Türkçe Kur'an denilince ne kast ediliyor, bunu isteyenler de ne istediklerini bilmiyorlar. Araplara ve Arapçaya olan alerjisinden dolayı Türkçe Kuran istiyoruz diyenlerin sayısı gittikçe artıyor. Çünkü kuran ve Arapça konusunda yeterli bilgiye sahip değiller de ondan. Bu konuyu maddeler halinde ele alalım:
1. Kuranın Arapça aslı vardır ve Arap alfabesini bilenler aslından okurlar.
2. Kuranın kelime manası dediğimiz meali yani anlamı vardır. Bu meal değişik alfabelerle değişik dillere çevrilebilir. Türkçe mealler olduğu gibi.
3. Mealinin yeteri kadar anlaşılamadığı durumlara karşı tedbiren bu kuran tefsirleri vardır. Bu tefsirler her dilde ve her alfabeden yapılabilir. Bunlarda sorun yoktur.
4. Ancak sorun kuranın Arapça metnini diğer alfabelerle Arapça yazma çabalarındadır. İşte burada teknik olarak sorun çıkmaktadır.
Ee biz Arap alfabesini öğrenmek yerine Latin harflerle kuranın Arapça metni yazılsın da biz de Arapça’dan okuyalım diyenler var ve buna Türkçe Kur'an diyorlar. Latin alfabesi ile Arapça yine anlam yönünden anlaşılamayacağına göre aslında yine meale ihtiyaç vardır. Latin alfabesi veya Arap alfabesinin dışında başka alfabelerle yazılan Arapça kuranı kerimlerin yine anlamı anlaşılmayacağından meale ihtiyaç var. Arap alfabesinde bulunan ancak Latin alfabesinde ve başka alfabelerde bulunmayan harfler, Allah’ın murat ettiği manayı verememektedir. Bu durumda başka manalar çıkmakta hatta küfre gidilebilmektedir.
Örneğin. Arapçada boğazdan sert okunan خ harfi vardır. Ancak Latin alfabesinde bu harf yoktur. Yerine h harfi ile yazılmaktadır. Arapça yaratıcı yani ğaleka خلق sözcüğünü Türkçe’deki h harfi ile yazdığımızda haleka olur. Arapça’da berbere hallak derler. Yani Türk harfleri ile halekallahu ssemevati vel ard. Yazarsak yerin göğün yaratıcısı berberdir demiş oluruz ve küfre gideriz. Bu örnekleri çoğaltabiliriz. Bu nedenle Türkçe harflerle arapça kuran yazmaya kalkınca felaket olur.
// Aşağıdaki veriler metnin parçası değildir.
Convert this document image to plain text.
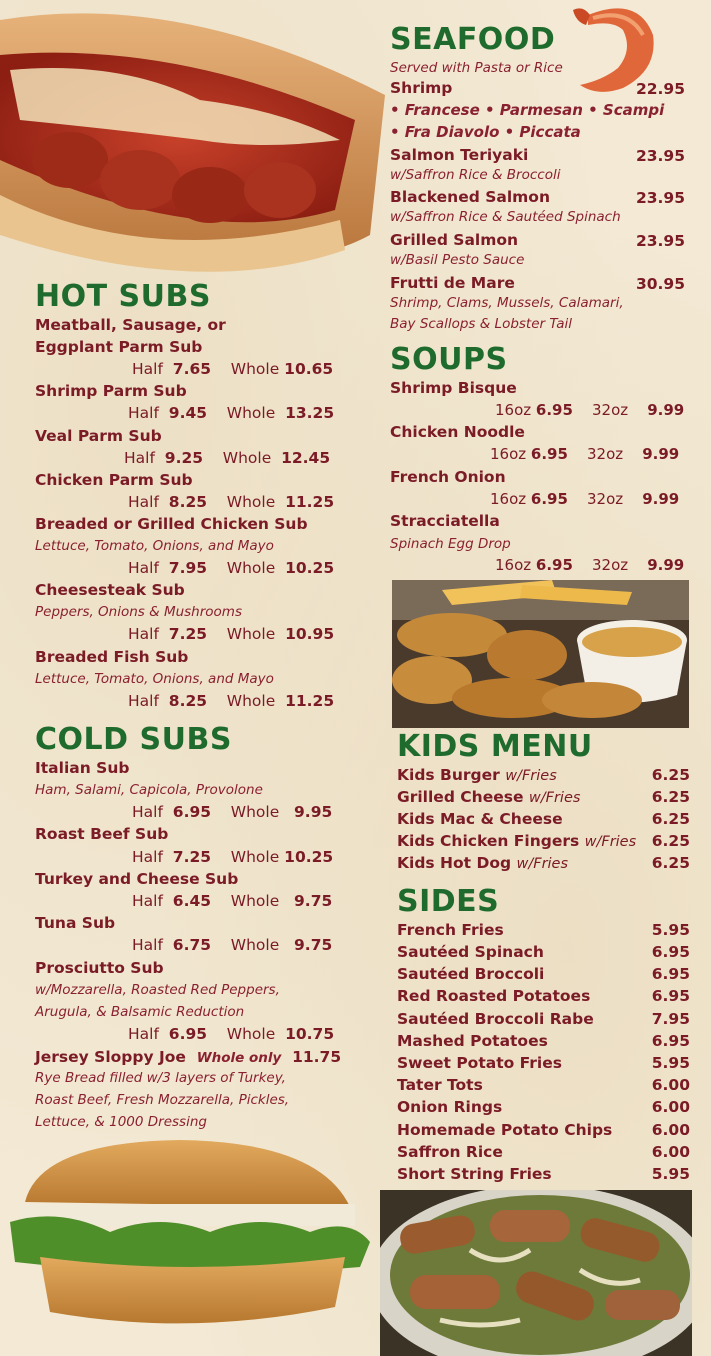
SEAFOOD
Served with Pasta or Rice
Shrimp	22.95
• Francese • Parmesan • Scampi
• Fra Diavolo • Piccata
Salmon Teriyaki	23.95
w/Saffron Rice & Broccoli
Blackened Salmon	23.95
w/Saffron Rice & Sautéed Spinach
Grilled Salmon	23.95
w/Basil Pesto Sauce
Frutti de Mare	30.95
Shrimp, Clams, Mussels, Calamari,
Bay Scallops & Lobster Tail
HOT SUBS
Meatball, Sausage, or
Eggplant Parm Sub
Half 7.65 Whole 10.65
Shrimp Parm Sub
Half 9.45 Whole 13.25
Veal Parm Sub
Half 9.25 Whole 12.45
Chicken Parm Sub
Half 8.25 Whole 11.25
Breaded or Grilled Chicken Sub
Lettuce, Tomato, Onions, and Mayo
Half 7.95 Whole 10.25
Cheesesteak Sub
Peppers, Onions & Mushrooms
Half 7.25 Whole 10.95
Breaded Fish Sub
Lettuce, Tomato, Onions, and Mayo
Half 8.25 Whole 11.25
COLD SUBS
Italian Sub
Ham, Salami, Capicola, Provolone
Half 6.95 Whole 9.95
Roast Beef Sub
Half 7.25 Whole 10.25
Turkey and Cheese Sub
Half 6.45 Whole 9.75
Tuna Sub
Half 6.75 Whole 9.75
Prosciutto Sub
w/Mozzarella, Roasted Red Peppers,
Arugula, & Balsamic Reduction
Half 6.95 Whole 10.75
Jersey Sloppy Joe Whole only 11.75
Rye Bread filled w/3 layers of Turkey,
Roast Beef, Fresh Mozzarella, Pickles,
Lettuce, & 1000 Dressing
SOUPS
Shrimp Bisque
16oz 6.95 32oz 9.99
Chicken Noodle
16oz 6.95 32oz 9.99
French Onion
16oz 6.95 32oz 9.99
Stracciatella
Spinach Egg Drop
16oz 6.95 32oz 9.99
KIDS MENU
Kids Burger w/Fries	6.25
Grilled Cheese w/Fries	6.25
Kids Mac & Cheese	6.25
Kids Chicken Fingers w/Fries	6.25
Kids Hot Dog w/Fries	6.25
SIDES
French Fries	5.95
Sautéed Spinach	6.95
Sautéed Broccoli	6.95
Red Roasted Potatoes	6.95
Sautéed Broccoli Rabe	7.95
Mashed Potatoes	6.95
Sweet Potato Fries	5.95
Tater Tots	6.00
Onion Rings	6.00
Homemade Potato Chips	6.00
Saffron Rice	6.00
Short String Fries	5.95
Yazılanlara da itibar etmemek lazım. Tecviti de latin harflerle uygulamak imkansızdır. Arapça enla yazılır ella okunur. Türk harfleri ile yazılan kuranda enla yazılırsa okuyucu enla olarak okur. Ella diye okuyamaz. Türkçe mealler zaten var. Meallerde sıkıntı yok ancak anlam yönünden yetersiz olmalarına rağmen insanı küfre götürmezler. 5. Eğer Türkçe Kur'an yerine Türkçe ibadet kast ediliyorsa yine Türkçe, Aarapça kuran ayetlerinin anlamını bulmada yetersiz kalır. Bazı harflerin karşılığı olmadığı gibi bazı kelimelerin de karşılığı yoktur.
Bu nedenle tefsirlere ihtiyaç duyulmuştur. Kuran en ağır ve edebi arapça ile yazıldığı için Araplar dahi Arapça tefsir yazmaya ihtiyaç duymuşlar. 6. Ayrıca Fransızca veya Türkçe bir şiiri aslına uygun okursak, o dili bilenler sanatından etkilenir ve duygulanırlar. Başka dile çevirdiğimizde ölçü ve kafiyesi bozulur. Verilmek istenen duyguyu kaybeder. Düz bir metin halini alır. Kuranın da şiirsel ve sanatsal yanı vardır. Ölçüsü kafiyesi vardır. Tecviti musıkisi yani armonisi kıraati vardır. Bunlar yok olunca kuran herhangi bir metin halini alır şifa olmaktan çıkar.